이 글에서는 모델-프리와 모델-기반의 차이, 환경 모델의 불완전성 문제, 그리고 I2A(Imagination-Augmented Agent)를 다룬다.
모델-프리 vs 모델-기반
핵심 차이
| 항목 | 모델-프리 | 모델-기반 |
|---|---|---|
| 환경 지식 | 없음 | 전이 모델 학습/보유 |
| 샘플 효율성 | 낮음 | 높음 |
| 계획 | 불가 | 가능 (롤아웃) |
| 모델 오류 영향 | 없음 | 있음 (편향 유발) |
| 대표 알고리즘 | DQN, PPO, A3C | Dyna, MBPO, I2A |
모델-기반 RL의 일반 흐름
- 실제 환경과 상호작용하여 데이터 수집
- 수집된 데이터로 환경 모델(전이 함수 + 보상 함수) 학습
- 학습된 모델을 사용하여 추가 경험 생성(상상/롤아웃)
- 실제 + 상상 경험을 합쳐 정책 개선
import torch
import torch.nn as nn
import numpy as np
class EnvironmentModel(nn.Module):
"""학습 가능한 환경 모델: 상태 전이와 보상 예측"""
def __init__(self, obs_size, act_size, hidden_size=256):
super().__init__()
self.transition = nn.Sequential(
nn.Linear(obs_size + act_size, hidden_size),
nn.ReLU(),
nn.Linear(hidden_size, hidden_size),
nn.ReLU(),
nn.Linear(hidden_size, obs_size),
)
self.reward_pred = nn.Sequential(
nn.Linear(obs_size + act_size, hidden_size),
nn.ReLU(),
nn.Linear(hidden_size, 1),
)
def forward(self, state, action):
"""다음 상태와 보상 예측"""
if action.dim() == 1:
action = action.unsqueeze(-1)
sa = torch.cat([state, action.float()], dim=-1)

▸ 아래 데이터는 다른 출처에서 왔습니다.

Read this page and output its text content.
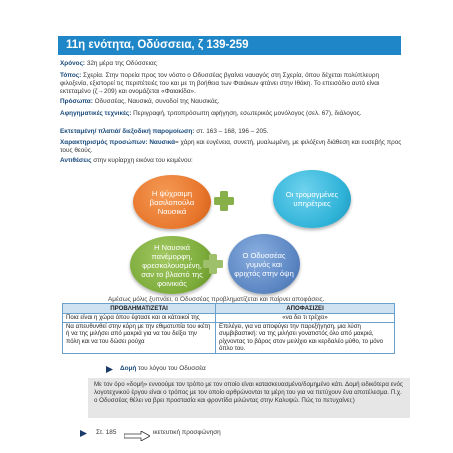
11η ενότητα, Οδύσσεια, ζ 139-259
Χρόνος: 32η μέρα της Οδύσσειας
Τόπος: Σχερία. Στην πορεία προς τον νόστο ο Οδυσσέας βγαίνει ναυαγός στη Σχερία, όπου δέχεται πολύπλευρη φιλοξενία, εξιστορεί τις περιπέτειές του και με τη βοήθεια των Φαιάκων φτάνει στην Ιθάκη. Το επεισόδιο αυτό είναι εκτεταμένο (ζ→209) και ονομάζεται «Φαιακίδα».
Πρόσωπα: Οδυσσέας, Ναυσικά, συνοδοί της Ναυσικάς.
Αφηγηματικές τεχνικές: Περιγραφή, τριτοπρόσωπη αφήγηση, εσωτερικός μονόλογος (σελ. 67), διάλογος.
Εκτεταμένη/ πλατιά/ διεξοδική παρομοίωση: στ. 163 – 168, 196 – 205.
Χαρακτηρισμός προσώπων: Ναυσικά= χάρη και ευγένεια, συνετή, μυαλωμένη, με φιλόξενη διάθεση και ευσεβής προς τους θεούς.
Αντιθέσεις στην κυρίαρχη εικόνα του κειμένου:
Η ψύχραιμη βασιλοπούλα Ναυσικά
Οι τρομαγμένες υπηρέτριες
Η Ναυσικά πανέμορφη, φρεσκολουσμένη, σαν το βλαστό της φοινικιάς
Ο Οδυσσέας γυμνός και φριχτός στην όψη
Αμέσως μόλις ξυπνάει, ο Οδυσσέας προβληματίζεται και παίρνει αποφάσεις.
ΠΡΟΒΛΗΜΑΤΙΖΕΤΑΙ	ΑΠΟΦΑΣΙΖΕΙ
Ποια είναι η χώρα όπου έφτασε και οι κάτοικοί της	«να δει τι τρέχει»
Να απευθυνθεί στην κόρη με την εθιμοτυπία του ικέτη ή να της μιλήσει από μακριά για να του δείξει την πόλη και να του δώσει ρούχα	Επιλέγει, για να αποφύγει την παρεξήγηση, μια λύση συμβιβαστική: να της μιλήσει γονατιστός όλο από μακριά, ρίχνοντας το βάρος στον μειλίχιο και κερδαλέο μύθο, το μόνο όπλο του.
Δομή του λόγου του Οδυσσέα
Με τον όρο «δομή» εννοούμε τον τρόπο με τον οποίο είναι κατασκευασμένο/δομημένο κάτι. Δομή ειδικότερα ενός λογοτεχνικού έργου είναι ο τρόπος με τον οποίο αρθρώνονται τα μέρη του για να πετύχουν ένα αποτέλεσμα. Π.χ. ο Οδυσσέας θέλει να βρει προστασία και φροντίδα μιλώντας στην Καλυψώ. Πώς το πετυχαίνει;)
Στ. 185	ικετευτική προσφώνηση
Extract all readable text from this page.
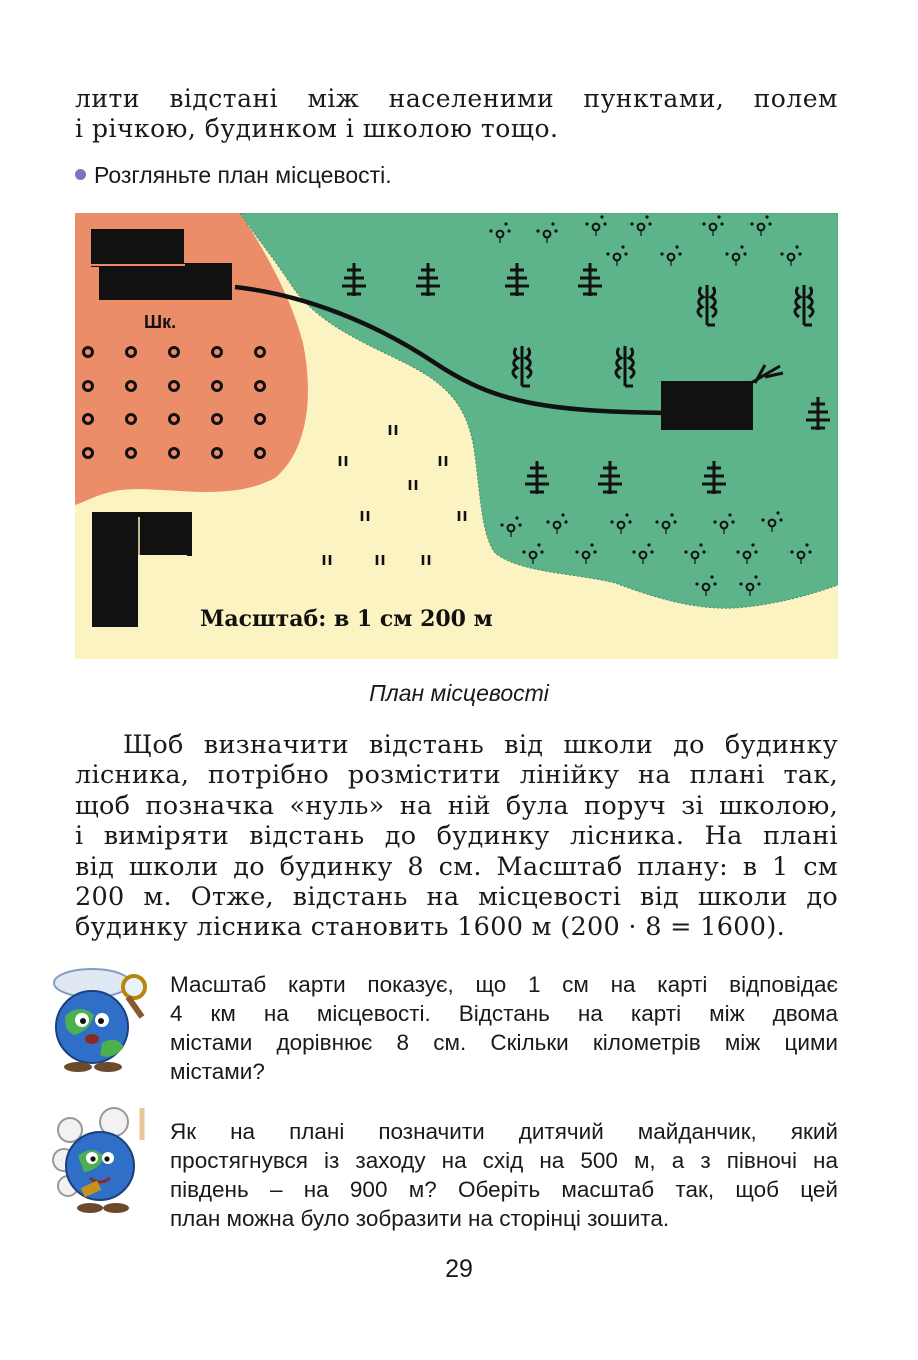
лити відстані між населеними пунктами, полем
і річкою, будинком і школою тощо.

Розгляньте план місцевості.

Шк.
Масштаб: в 1 см 200 м

План місцевості

Щоб визначити відстань від школи до будинку
лісника, потрібно розмістити лінійку на плані так,
щоб позначка «нуль» на ній була поруч зі школою,
і виміряти відстань до будинку лісника. На плані
від школи до будинку 8 см. Масштаб плану: в 1 см
200 м. Отже, відстань на місцевості від школи до
будинку лісника становить 1600 м (200 · 8 = 1600).

Масштаб карти показує, що 1 см на карті відповідає
4 км на місцевості. Відстань на карті між двома
містами дорівнює 8 см. Скільки кілометрів між цими
містами?

Як на плані позначити дитячий майданчик, який
простягнувся із заходу на схід на 500 м, а з півночі на
південь – на 900 м? Оберіть масштаб так, щоб цей
план можна було зобразити на сторінці зошита.

29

next_state = state + self.transition(sa) # 잔차 학습
reward = self.reward_pred(sa)
return next_state, reward.squeeze(-1)
모델 불완전성 문제
왜 모델이 완벽하지 않은가
학습된 환경 모델은 필연적으로 오류를 가진다:
- 데이터 한계: 방문하지 않은 상태-행동 쌍에 대한 예측이 부정확
- 복합 오류(Compounding Error): 롤아웃이 길어질수록 오류가 누적
- 분포 이동: 모델이 학습한 데이터 분포와 정책이 방문하는 분포가 다름
def demonstrate_compounding_error():
"""복합 오류 시연: 1단계 오류가 어떻게 누적되는지"""
true_state = np.array([0.0, 0.0])
predicted_state = np.array([0.0, 0.0])
errors = []
for step in range(50):
# 실제 전이 (예시)
true_state = true_state + np.array([0.1, 0.05])
# 모델 전이 (약간의 오류 포함)
model_error = np.random.normal(0, 0.01, 2)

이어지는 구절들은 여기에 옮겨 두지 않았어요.